Still according to Araújo, energy from coal is more expensive, maintained by subsidies such as the CDE (Energy Development Account). More than R$40 billion will be allocated to finance the use of this energy source in the coming decades, he highlights.

“Mineral coal in Brazil represents, in the generation of electricity, around 1% to 1.5% of the country’s entire energy source, therefore it is not decisive for our energy security, under any circumstances.”

Another concern on the part of environmental entities is the political bias, guaranteeing the activity of the coal industry through laws that benefit the sector. These measures delay Brazil in the green transition, says Iema (Institute of Energy and Environment), which is part of the Climate Observatory, a network of more than one hundred non-governmental entities.

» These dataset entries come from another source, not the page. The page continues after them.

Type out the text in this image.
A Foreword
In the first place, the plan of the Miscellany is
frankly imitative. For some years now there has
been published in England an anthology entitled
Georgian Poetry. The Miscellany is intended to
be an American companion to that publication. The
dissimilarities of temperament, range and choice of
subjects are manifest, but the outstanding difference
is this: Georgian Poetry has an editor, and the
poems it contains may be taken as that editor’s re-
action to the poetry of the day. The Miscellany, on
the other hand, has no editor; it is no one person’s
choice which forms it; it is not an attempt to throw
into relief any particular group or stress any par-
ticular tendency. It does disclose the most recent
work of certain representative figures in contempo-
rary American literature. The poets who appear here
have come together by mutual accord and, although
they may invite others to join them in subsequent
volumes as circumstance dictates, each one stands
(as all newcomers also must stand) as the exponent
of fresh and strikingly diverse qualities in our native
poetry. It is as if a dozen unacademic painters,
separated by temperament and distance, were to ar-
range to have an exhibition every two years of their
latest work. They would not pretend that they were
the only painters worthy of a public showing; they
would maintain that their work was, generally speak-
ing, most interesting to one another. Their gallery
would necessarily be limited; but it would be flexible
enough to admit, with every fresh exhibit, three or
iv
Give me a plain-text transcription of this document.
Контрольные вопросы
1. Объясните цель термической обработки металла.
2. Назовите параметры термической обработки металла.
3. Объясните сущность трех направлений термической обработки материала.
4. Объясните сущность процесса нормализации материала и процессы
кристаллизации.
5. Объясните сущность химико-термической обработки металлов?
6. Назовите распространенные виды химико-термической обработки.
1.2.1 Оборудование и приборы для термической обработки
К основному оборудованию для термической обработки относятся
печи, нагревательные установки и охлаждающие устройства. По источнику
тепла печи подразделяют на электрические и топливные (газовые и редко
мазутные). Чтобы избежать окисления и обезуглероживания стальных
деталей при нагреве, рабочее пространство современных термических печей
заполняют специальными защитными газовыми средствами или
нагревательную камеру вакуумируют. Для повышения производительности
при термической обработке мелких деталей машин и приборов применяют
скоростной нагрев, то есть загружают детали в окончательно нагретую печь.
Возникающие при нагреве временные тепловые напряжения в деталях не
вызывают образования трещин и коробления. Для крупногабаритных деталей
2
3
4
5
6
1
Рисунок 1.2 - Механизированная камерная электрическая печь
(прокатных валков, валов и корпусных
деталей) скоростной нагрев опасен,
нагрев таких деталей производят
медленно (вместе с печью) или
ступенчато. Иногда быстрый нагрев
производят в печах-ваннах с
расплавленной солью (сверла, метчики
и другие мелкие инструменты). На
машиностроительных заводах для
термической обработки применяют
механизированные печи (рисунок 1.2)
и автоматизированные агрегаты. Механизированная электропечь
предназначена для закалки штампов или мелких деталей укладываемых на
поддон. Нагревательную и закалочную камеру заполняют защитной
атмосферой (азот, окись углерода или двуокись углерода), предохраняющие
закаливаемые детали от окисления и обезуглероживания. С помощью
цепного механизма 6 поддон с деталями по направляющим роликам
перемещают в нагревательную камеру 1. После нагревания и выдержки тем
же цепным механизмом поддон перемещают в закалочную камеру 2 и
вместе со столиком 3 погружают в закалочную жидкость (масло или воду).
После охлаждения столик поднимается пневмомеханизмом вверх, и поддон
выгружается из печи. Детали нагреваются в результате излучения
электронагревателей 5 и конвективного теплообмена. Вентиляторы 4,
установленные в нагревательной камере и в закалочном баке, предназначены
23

Ricardo Baitelo, project manager at Iema, cites the amendments in PL (bill) 11.247/18, on offshore wind energy. The way it was approved in the Chamber, it distorts the original proposal with the so-called “tortoises”. Baitelo highlights the inclusion of the mandatory contracting of coal thermoelectric plants at a high price, with a direct economic impact on the consumer.

“In January 2022, a law was approved to extend subsidies for coal until 2040. Now, in the discussion of offshore wind farms, the same thing is being sought, with a longer term [agora 2050] and more incentives for coal”, he says.

Baitelo sees cultural resistance to the energy transition, since solar, wind and biomass energy generation can employ even more than the coal sector in Brazil.

“I see the motivations of, now, ABCS as a big problem. If we really want sustainability, we would only go for renewable sources, with clean energy generation, energy efficiency and decentralized, and not extend the useful life of thermal plants to coal”, he assesses.